The real John Deere never got on a tractor
By Maynard van der Galien

What do you think of when you see or hear the words "John Deere"? My guess is that you visualize a green tractor and a picture of a deer jumping.

Did you know that the man whose name is on all those green tractors and all that green farm equipment never drove a tractor? And probably never even dreamed that his name would be on all that equipment all over the world.

You see, John Deere was born 120 years before the first tractors were made. John Deere was a blacksmith. Credit should go to his son Charles who helped make John Deere a real success story. It’s probably the only agricultural manufacturing company that didn’t merge with other companies. And wasn’t bought out. John Deere stayed John Deere.

The company registered record profits last year. Net income for the year was $1.69 billion, up from $1.447 billion the previous year.

John Deere was born in Rutland, Vermont, on February 7, 1804. His father disappeared in 1808 after leaving to collect an inheritance in England. He was never to be heard from again. The ship probably went down in a storm.

With five brothers and sisters, John and his family worked hard to make ends meet. He learned the Puritan values of hard work and honesty, which he would carry with him to Illinois. At age 17, John apprenticed with a local blacksmith, and after four years became a journeyman for another village shop.

As John grew up, Vermont no longer held the opportunities that had attracted an earlier generation of settlers. He made several attempts at starting his own blacksmith shop but always came out on the losing end, once even selling to his employee.

He married in 1827 and his family grew, but all the while he was sinking deeper into debt. He had little choice but to leave his pregnant wife and four children behind and search for better opportunities on the Illinois prairie. His wife and family joined him later.

John Deere not only found work but also new challenges for his enterprising mind. Unlike the sandy New England soil, the prairie soil stuck to both the share and the moldboard of the plow. The farmers resorted to carrying a wooden paddle and stopping every few yards to scrape the sticky soil from the moldboards.

John thought there had to be a better way than the oxen-pulled prairie breaker for farmers to plow their fields. While doing the traditional blacksmith’s work of shoeing horses, repairing wagon wheels, and manufacturing iron goods, he considered how to build a better plow. In what has become American legend, John had an epiphany during a visit to his hometown Grand Detour Hydraulic Mill. He noticed the broken blade of a steel saw and asked if he could take it home.

John cut the teeth off the long blade with a hand chisel and sledge, then heated one small section at a time and molded it with a hammer and attached the steel blade to an iron moldboard.

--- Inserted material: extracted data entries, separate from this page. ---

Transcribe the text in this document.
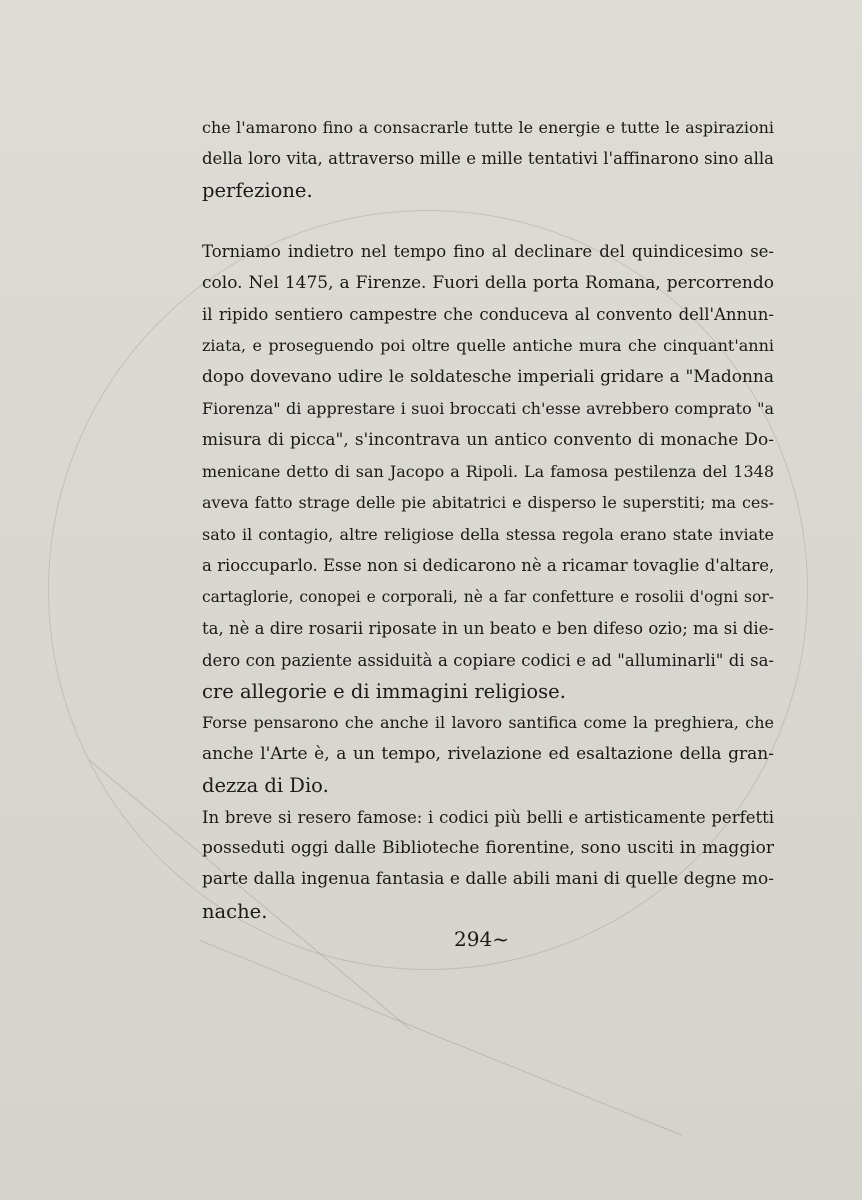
che l'amarono fino a consacrarle tutte le energie e tutte le aspirazioni
della loro vita, attraverso mille e mille tentativi l'affinarono sino alla
perfezione.

Torniamo indietro nel tempo fino al declinare del quindicesimo se-
colo. Nel 1475, a Firenze. Fuori della porta Romana, percorrendo
il ripido sentiero campestre che conduceva al convento dell'Annun-
ziata, e proseguendo poi oltre quelle antiche mura che cinquant'anni
dopo dovevano udire le soldatesche imperiali gridare a "Madonna
Fiorenza" di apprestare i suoi broccati ch'esse avrebbero comprato "a
misura di picca", s'incontrava un antico convento di monache Do-
menicane detto di san Jacopo a Ripoli. La famosa pestilenza del 1348
aveva fatto strage delle pie abitatrici e disperso le superstiti; ma ces-
sato il contagio, altre religiose della stessa regola erano state inviate
a rioccuparlo. Esse non si dedicarono nè a ricamar tovaglie d'altare,
cartaglorie, conopei e corporali, nè a far confetture e rosolii d'ogni sor-
ta, nè a dire rosarii riposate in un beato e ben difeso ozio; ma si die-
dero con paziente assiduità a copiare codici e ad "alluminarli" di sa-
cre allegorie e di immagini religiose.

Forse pensarono che anche il lavoro santifica come la preghiera, che
anche l'Arte è, a un tempo, rivelazione ed esaltazione della gran-
dezza di Dio.

In breve si resero famose: i codici più belli e artisticamente perfetti
posseduti oggi dalle Biblioteche fiorentine, sono usciti in maggior
parte dalla ingenua fantasia e dalle abili mani di quelle degne mo-
nache.

294~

He attached the moldboard to a wooden beam, to which he added two handles. His 1837 creation wasn’t the first steel plow, and John never claimed to have invented it. Others had bolted used steel to cut the soil, but Deere’s design was the best. His plow stayed clean and sharp and was said to sing as it cut through the tough prairie soil.

John began slowly shifting into the plow-making business. He built 10 plows in 1839, 40 in 1840, and by 1842 John was hammering out 100 plows. In 1843 he ordered a shipment of special rolled steel from England. This steel had to be shipped across the ocean, up the Mississippi and Illinois Rivers by packet boat, and over land 40 miles to the little plow factory in Grand Detour.

John Deere was now producing 1,000 plows a year. John Deere vowed: "I will never put my name on a product that does not have in it the best that is in me".

John Deere died in 1886 at the age of 82.

 

(Maynard van der Galien is an agricultural writer and beef farmer in Renfrew, Ont.)